For this item, I was particularly intrigued by the fact that “thongs” had to be clarified – you know, in case someone thought that the Other Kind of Thong might be referenced here. “I had to stop wearing these thongs to work anyway. There’s just no arch support!” As for the slippers, I think that Crocs are getting dangerously close to slipper-town. I certainly feel like I’m in my slippers when I wear mine.
… “examples of inappropriate dress that is not permitted include, but are not limited to: mini-skirts”
And these days, the youngsters even wear micro-skirts. But those are okay I guess. Sock-it-to-me!
… “denim blue jeans”
“We here in Management, we hate the color blue. Gray, green, black, marroon, all okay. Blue? EVIL!” This one gets the most people the most upset. I guess I am going to have to start wearing denim indigo slacks or my canvas periwinkle pantaloons instead.

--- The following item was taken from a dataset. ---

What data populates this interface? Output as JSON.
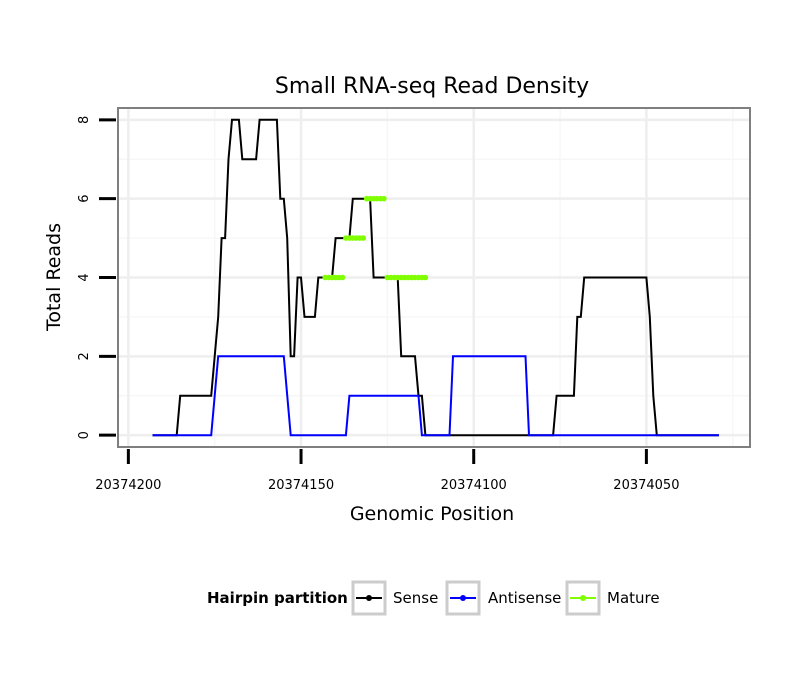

… “faded, tie-dyed, bleached, torn, ripped, frayed, patched, un-hemmed clothing”
Unfair to hippies and flashdancers. Need I say more? Thank god it doesn’t say anything about food stains. I would get sent home every day after lunch.
… “shorts or cut-offs”
What about skorts, culottes, and bloomers?

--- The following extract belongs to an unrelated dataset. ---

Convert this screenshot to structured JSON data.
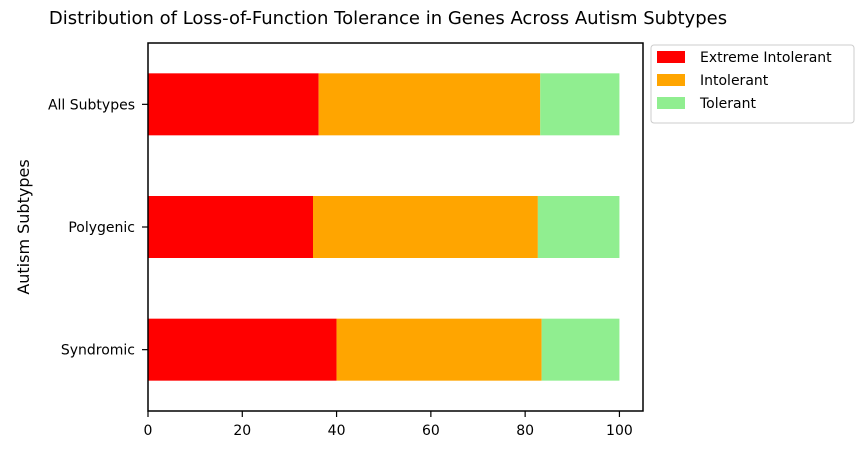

… “halter tops, tank tops, low cut or see-through blouses/shirts, muscle shirts, or shirts that expose the midriff”
Pasties, which are none of the above, are apparently just fine. As long as they are not tie-dyed.
… “tight, sheer or revealing clothing”
Rats. There go the pasties. You can’t have loose pasties.
… “spaghetti strap or strapless shirts or dresses”
But, they told me I would be able to wear this bridesmaid dress for more than just the wedding. What about my old prom dress then; it is only strapless on the one side, you know, like Tarzan’s outfit?
… “beachwear and sportswear (e.g. jogging suits or sweat pants)”
Come on now, people! You really think we need to be told not to wear our bathing suits to work? In that case, I think we might need a better list of examples here too, if we’re really that stupid: “e.g. jogging suits or sweat pants, wet suits, football uniforms, field hockey skirts, plated jousting armor, or parachutes.” There is no mention of a tutu. Do you think my tutu would be considered sportswear?
… “hats, caps, bandanas, plastic hair bags/shower caps (particularly worn within buildings) unless worn because of a disability or for safety or religious reasons”
SHOWER CAPS?
… “special permission my be granted to make exceptions to this policy for special outings or events, such as picnics… however, appearance at these events, nevertheless, must remain appropriate and project a professional image”
As Lolly said, “Boy, that’s an event I’m just dying to attend.”
So, you might be asking yourself what happens if someone does not comply with the PIP. Well, I’m glad you asked, because it could be very serious. “Corrective action may include coaching, sending staff home without pay, or requiring staff to cover up violations with acceptable clothing, bandages, etc.” … No, I did not make that up. It really says bandages. I know I said that my Crocs were kind of on the border of acceptable here, but I think I have a solution. I will cover all the openings in the Crocs with band-aids. Yeah, that’ll look good. What? hole in my shirt? Oopsy, I didn’t notice that when I left the house, but no problem! I have a bandage!
Tomorrow we will review some scenarios to help you identify problem areas and potential solutions with the PIP.